Another thing I was looking forward to when I got pregnant was not doing any more laundry. You know, heavy lifting, balancing baskets on your hip while navigating the stairs, it all sounded like too much work. Unfortunately, things didn’t go my way: I actually ended up doing more laundry, not less. This wasn’t entirely my husband’s fault; as part of the whole nesting deal I considered laundry filthy about five minutes after it hit the closet. The love of my life couldn’t keep up with this level of nonsense, although I still made him haul the heavy baskets back and forth.
Other tasks that you won’t have to do include, but aren’t limited to, those things you’ve always disliked. Hate vacuum cleaning? Despise doing the dishes? Pick you least favorite, and guilt him into doing it for you by saying: “No, no, honey…I’ll be okay.”
Use your soft and trembling voice. Practice, for god’s sake. Start your chore, stand up after a few minutes, put your left hand on your back and your right hand on your belly, and groan. If it doesn’t have the desired effect, sit on the couch and cry a little. If you’re one of those women who claim to never cry, get with the program. You need to learn now, or it will be a long nine months. Crying is one of the best weapons out there, and frankly, I’m surprised men haven’t caught on yet.
Other tools you have are phrases such as “The Pregnancy book says…” or “The doctor said…” which can be placed at the beginning of any sentence. Hate ironing? Try the following:
“The Doctor said I shouldn’t do any ironing.”
“Why not?”
“How should I know? He’s the doctor, I’m sure he knows what he’s talking about.” (sigh)
After this exchange, you simply walk away, or –if you’re like me and have a decent imagination, – you make up additional lies. Something like “I heard about this woman in Minnesota who had a baby that turned out to be allergic to ironing and was born without pigmentation.”

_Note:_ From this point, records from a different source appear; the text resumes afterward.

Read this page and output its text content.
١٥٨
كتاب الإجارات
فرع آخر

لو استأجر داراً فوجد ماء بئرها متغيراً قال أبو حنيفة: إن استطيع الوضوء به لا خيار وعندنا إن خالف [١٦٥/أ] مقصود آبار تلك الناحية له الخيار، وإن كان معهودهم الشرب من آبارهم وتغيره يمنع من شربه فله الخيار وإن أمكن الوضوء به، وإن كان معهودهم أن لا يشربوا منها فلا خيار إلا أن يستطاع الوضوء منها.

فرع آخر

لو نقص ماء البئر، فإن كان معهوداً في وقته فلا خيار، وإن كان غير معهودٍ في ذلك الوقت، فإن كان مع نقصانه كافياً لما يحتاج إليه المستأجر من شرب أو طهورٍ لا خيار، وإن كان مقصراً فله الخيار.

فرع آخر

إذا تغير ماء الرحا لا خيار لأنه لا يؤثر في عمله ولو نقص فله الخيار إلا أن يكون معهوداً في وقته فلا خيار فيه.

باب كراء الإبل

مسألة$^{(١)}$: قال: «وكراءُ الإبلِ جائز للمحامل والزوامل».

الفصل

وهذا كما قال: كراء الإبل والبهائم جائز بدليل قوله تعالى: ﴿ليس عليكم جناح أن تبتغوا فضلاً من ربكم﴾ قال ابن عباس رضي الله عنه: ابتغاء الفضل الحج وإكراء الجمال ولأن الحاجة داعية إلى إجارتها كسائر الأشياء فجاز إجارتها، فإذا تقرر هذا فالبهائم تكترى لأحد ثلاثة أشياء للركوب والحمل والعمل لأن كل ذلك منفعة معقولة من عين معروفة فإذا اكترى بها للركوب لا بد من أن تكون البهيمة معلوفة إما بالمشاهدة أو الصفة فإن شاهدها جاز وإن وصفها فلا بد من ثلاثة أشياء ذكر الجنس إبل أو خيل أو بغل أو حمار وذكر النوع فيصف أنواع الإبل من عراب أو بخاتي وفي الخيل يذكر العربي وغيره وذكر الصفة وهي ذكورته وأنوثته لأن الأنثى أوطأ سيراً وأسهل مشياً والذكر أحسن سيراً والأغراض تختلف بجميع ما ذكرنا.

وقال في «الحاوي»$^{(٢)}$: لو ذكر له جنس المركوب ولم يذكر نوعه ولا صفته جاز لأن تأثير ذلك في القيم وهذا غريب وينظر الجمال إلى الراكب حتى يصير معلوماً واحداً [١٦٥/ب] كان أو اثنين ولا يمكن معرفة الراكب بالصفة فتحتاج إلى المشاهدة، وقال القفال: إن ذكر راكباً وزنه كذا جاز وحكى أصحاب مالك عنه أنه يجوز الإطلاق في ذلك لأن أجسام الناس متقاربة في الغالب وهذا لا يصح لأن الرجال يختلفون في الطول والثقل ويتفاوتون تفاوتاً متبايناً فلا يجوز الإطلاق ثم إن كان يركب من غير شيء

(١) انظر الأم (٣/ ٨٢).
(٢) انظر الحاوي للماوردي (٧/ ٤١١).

He’ll believe you; after all, he’s not pregnant himself. Whether he is a Mensa member or a garbage man, he will not argue with pseudo science during these nine months, as long as you put some effort into it.
Good luck.
9 responses so far ↓
vintagefan // February 29, 2008 at 6:10 am |
I don’t have to pretend about the gagging reflex, especially after I ran off to barf once when he came back from the gym. He’s being rather nice about it.
malinda // April 11, 2008 at 8:00 pm |
Lol i tried the whole crying bit with my guy, he has caught on :/
Sarah // July 7, 2008 at 3:15 pm |
Ladies, havent we gone a bit far with this?

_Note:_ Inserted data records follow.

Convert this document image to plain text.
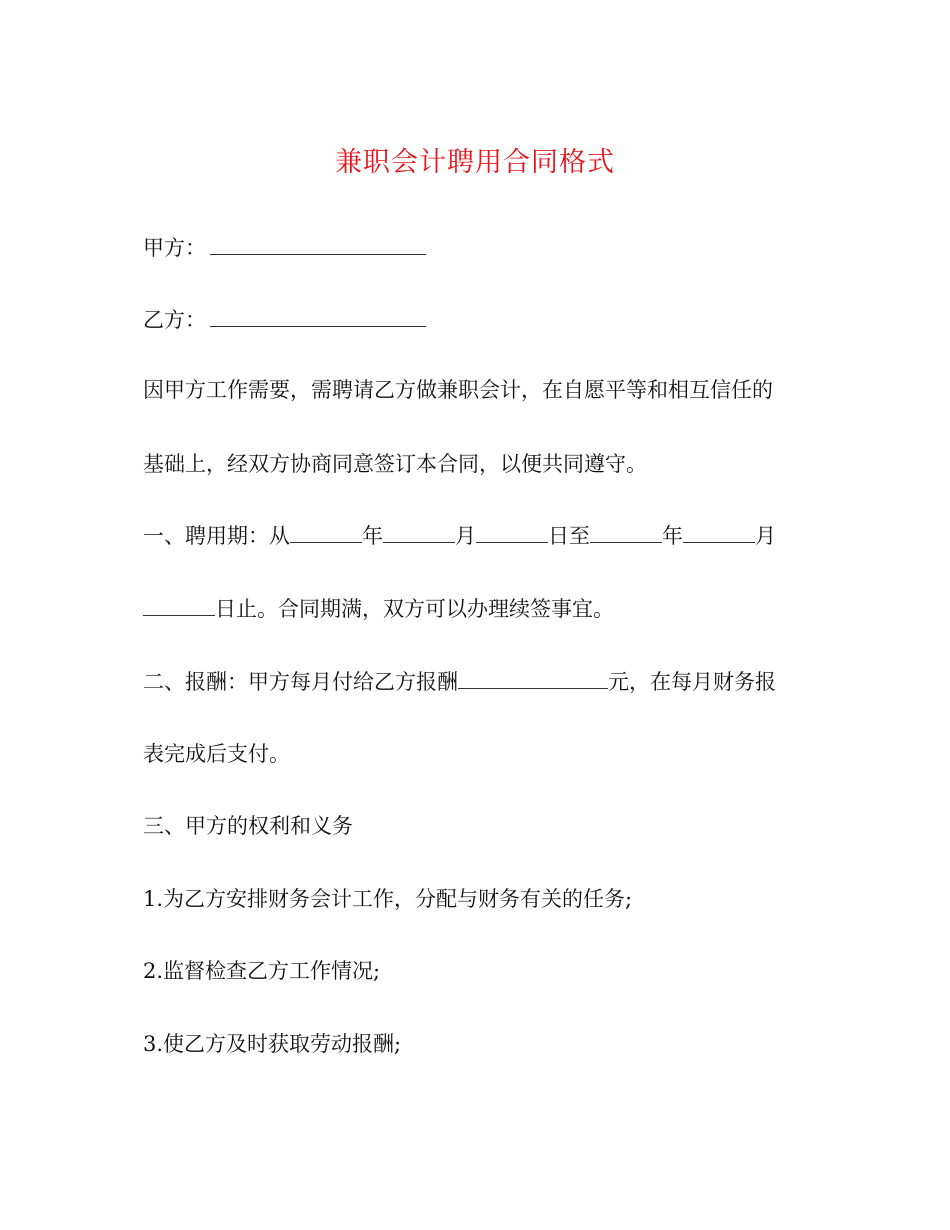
兼职会计聘用合同格式
甲方：
乙方：
因甲方工作需要，需聘请乙方做兼职会计，在自愿平等和相互信任的
基础上，经双方协商同意签订本合同，以便共同遵守。
一、聘用期：从	年	月	日至	年	月
日止。合同期满，双方可以办理续签事宜。
二、报酬：甲方每月付给乙方报酬	元，在每月财务报
表完成后支付。
三、甲方的权利和义务
1.为乙方安排财务会计工作，分配与财务有关的任务;
2.监督检查乙方工作情况;
3.使乙方及时获取劳动报酬;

Annette // July 7, 2008 at 8:07 pm |
Not nearly far enough!
ASHLEY // December 22, 2008 at 5:47 pm |
I THINK THIS WHOLE WEBSITE AND STUFF I JUST READ IS BULL SHIT. IF YOU LOVE YOUR HUSBAND/BOYFRIEND THE SAME WAY HE LOVES YOU WHY CANT YOU JUST ASK HIM AND TELL HIM THE TRUTH AND WHY YOU CAN’T DO IT. EVEN DOING SO I STILL LIKE TO HELP OUT AROUND THE PLACE SO I DONT PUT ALL THE STRESS ONTO HIM. NOW SERIOUSLY IF YOU FOLLOW ALL THIS BULLSHIT YOU ARE DEFINATELY LOOKING FOR A DIVORCE/BREAKUP! I THINK THIS HAS GONE WAY TO FAR AND IF PEOPLE READ THIS IT IS GOING TO HURT YOUR RELATIONSHIPS
Mike // January 6, 2009 at 12:35 pm |
I think “ASHLEY” might be a man. I love my wife very dearly and will try my hardest to make her happy even if she thinks she’s psychologically tricking me. Id like my baby to sit in her womb as comfortably as possible.
Annette // February 5, 2009 at 3:28 pm |
I think “Ashley” needs to go back to school and learn how to spell and use grammar. And why do angry people love that caps-lock button so damn much? Why?

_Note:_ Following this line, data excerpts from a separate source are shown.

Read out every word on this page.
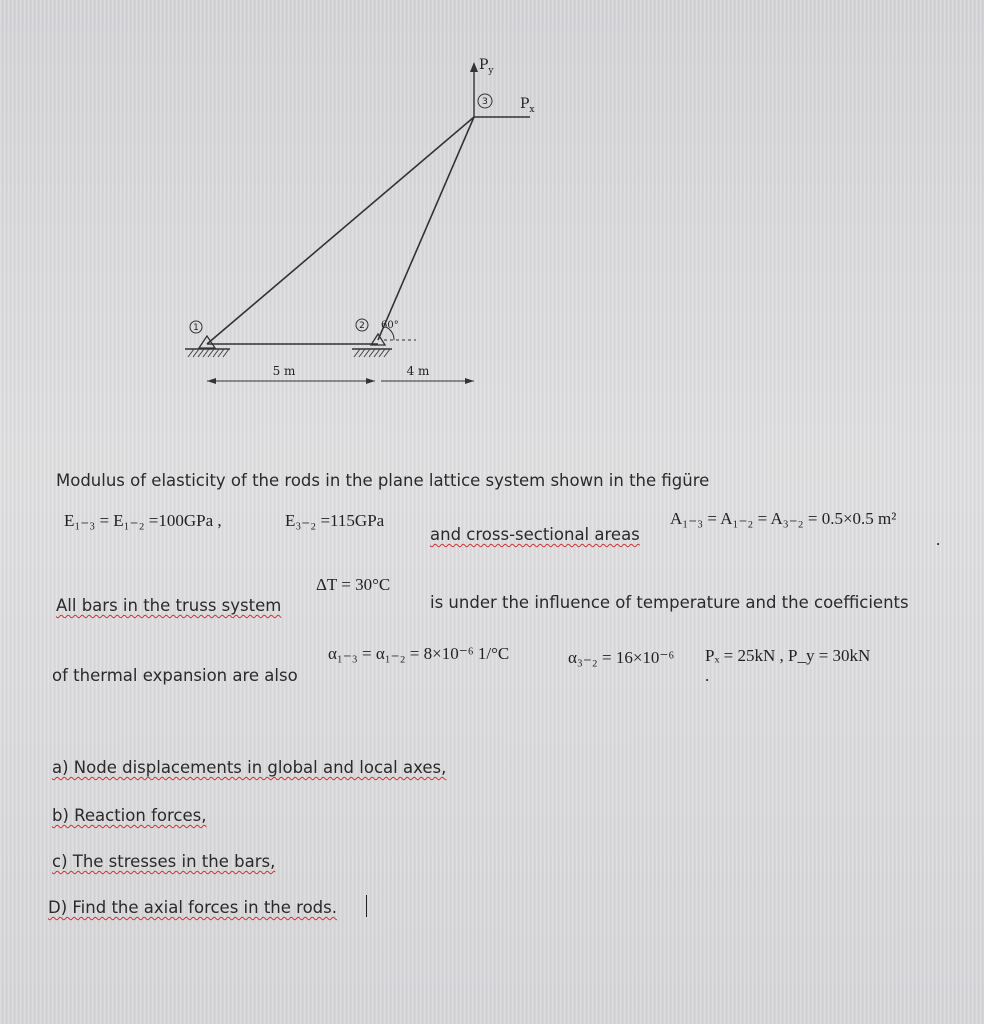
1	2 60°
3
$P_y$
$P_x$
5 m	4 m
Modulus of elasticity of the rods in the plane lattice system shown in the figüre
E₁₋₃ = E₁₋₂ =100GPa ,	E₃₋₂ =115GPa
and cross-sectional areas
A₁₋₃ = A₁₋₂ = A₃₋₂ = 0.5×0.5 m²
.
ΔT = 30°C
All bars in the truss system	is under the influence of temperature and the coefficients
α₁₋₃ = α₁₋₂ = 8×10⁻⁶ 1/°C	α₃₋₂ = 16×10⁻⁶ Pₓ = 25kN , P_y = 30kN
.
of thermal expansion are also
a) Node displacements in global and local axes,
b) Reaction forces,
c) The stresses in the bars,
D) Find the axial forces in the rods.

Still, the thought that people will hurt their relationships merely by reading one of my blog posts…wow. And they call me paranoid.
vintagefan // February 26, 2009 at 12:21 am |
Yeah Ashley be a good girl and go make an omelet for your husband.
Fran // March 3, 2009 at 3:32 pm |
Oh noes! If only I had taken Ashley’s advice all those times I was pregnant! I didn’t know this was all BULL SHIT, I thought it was light humor!